When asked about the information on Tuesday, Hendricks said that the number of tests is constantly evolving. He confirmed more than 450 tests have been administered in Sumner County by local health care providers, hospitals and the county health department. Hendricks said that currently there are around 297 tests pending.

Hendricks said since different labs are on different reporting schedules, he expects the Sumner County number of confirmed cases to jump significantly in the next day or two.

When asked how many Sumner County cases have recovered, Hendricks said since it’s only been a week since the first case was identified, those numbers aren’t available yet.

“We’re another week from saying these people have been cleared,” he said.

When asked if there is a breakdown of how many Sumner County cases there are by city, Hendricks said that the federal Health Insurance Portability and Accountability Act (HIPPA) prevents him from sharing that information.

When asked how many of the confirmed Sumner County cases have been hospitalized, Hendricks said he didn’t have that number readily available.

Both the confirmed Long Hollow Baptist Church member as well as the First Baptist Church member were hospitalized, according to the churches and several social media posts.

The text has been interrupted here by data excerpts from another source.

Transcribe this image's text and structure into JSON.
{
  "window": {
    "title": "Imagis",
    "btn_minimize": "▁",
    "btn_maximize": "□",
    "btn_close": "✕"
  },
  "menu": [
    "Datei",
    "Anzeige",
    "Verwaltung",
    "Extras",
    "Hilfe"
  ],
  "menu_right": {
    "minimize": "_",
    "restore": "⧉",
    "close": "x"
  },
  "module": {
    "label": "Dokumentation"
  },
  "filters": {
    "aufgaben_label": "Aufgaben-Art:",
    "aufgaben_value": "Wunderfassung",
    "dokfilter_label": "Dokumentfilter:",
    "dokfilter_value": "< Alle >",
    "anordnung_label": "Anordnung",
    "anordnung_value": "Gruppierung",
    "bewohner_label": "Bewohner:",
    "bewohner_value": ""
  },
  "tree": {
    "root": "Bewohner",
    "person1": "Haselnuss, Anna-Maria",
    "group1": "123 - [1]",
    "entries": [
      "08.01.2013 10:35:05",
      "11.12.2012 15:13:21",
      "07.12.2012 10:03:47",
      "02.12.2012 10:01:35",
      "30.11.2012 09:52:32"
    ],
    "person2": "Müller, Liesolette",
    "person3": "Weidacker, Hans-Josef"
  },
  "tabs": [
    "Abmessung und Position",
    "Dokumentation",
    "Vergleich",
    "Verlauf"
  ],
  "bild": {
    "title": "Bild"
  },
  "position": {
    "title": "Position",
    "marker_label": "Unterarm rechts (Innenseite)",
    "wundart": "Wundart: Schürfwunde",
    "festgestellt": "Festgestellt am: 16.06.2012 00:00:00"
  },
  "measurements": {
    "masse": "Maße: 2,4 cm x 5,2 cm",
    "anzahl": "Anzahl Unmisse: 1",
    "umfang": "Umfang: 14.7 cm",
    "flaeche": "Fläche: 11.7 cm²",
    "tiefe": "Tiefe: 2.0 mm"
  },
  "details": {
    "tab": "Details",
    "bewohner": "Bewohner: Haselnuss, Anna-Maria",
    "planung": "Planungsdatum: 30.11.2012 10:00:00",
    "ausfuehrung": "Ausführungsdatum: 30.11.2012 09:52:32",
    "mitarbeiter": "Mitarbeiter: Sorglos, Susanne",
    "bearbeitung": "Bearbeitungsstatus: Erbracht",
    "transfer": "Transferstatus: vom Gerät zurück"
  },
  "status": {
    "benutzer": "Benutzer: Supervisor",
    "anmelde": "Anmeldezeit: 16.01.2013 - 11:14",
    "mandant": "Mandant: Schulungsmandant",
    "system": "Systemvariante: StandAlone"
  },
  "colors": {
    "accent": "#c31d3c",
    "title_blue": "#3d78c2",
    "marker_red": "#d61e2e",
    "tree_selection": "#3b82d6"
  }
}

The Gallatin News contacted both Tristar Medical Center in Hendersonville and Sumner Regional Medical Center in Gallatin and asked how many patients who have been treated for COVID-19 have required hospitalization, how many are currently being treated, and how many have been transferred to other facilities due to severity of symptoms.

“TriStar Hendersonville Medical Center has protocols in place to care for patients with infectious diseases, and we have been working diligently to ensure we are prepared for issues related to COVID-19,” said Marketing and Communications Specialist Rachel Lassiter.

“TriStar Hendersonville is treating three patients who have tested positive for COVID-19, and currently has 12 patients pending test results.”

“Sumner Regional Medical Center is committed to protecting the health and safety of everyone who walks through our doors,” responded Kyle Brogdon, Director of Marketing and Communications for HighPoint Health System/Sumner Regional Medical Center, in an email. “We can confirm that we have identified and are treating patients who have tested positive for the novel coronavirus (COVID-19).”

When asked for specific numbers, Brogdon said that the state asked the hospital to defer to the health department for official communications.

Hendricks said for now his office is focused on preventing the spread of the disease.

Those who think they have been exposed to COVID-19 and develop a fever and symptoms such as a cough or difficulty breathing are urged to call their healthcare provider, a local hospital or the local health department to schedule a test.

On Tuesday, Sumner County added information about COVID-19 to its website at

“At this point we just want everybody to stay home,” Hendricks added.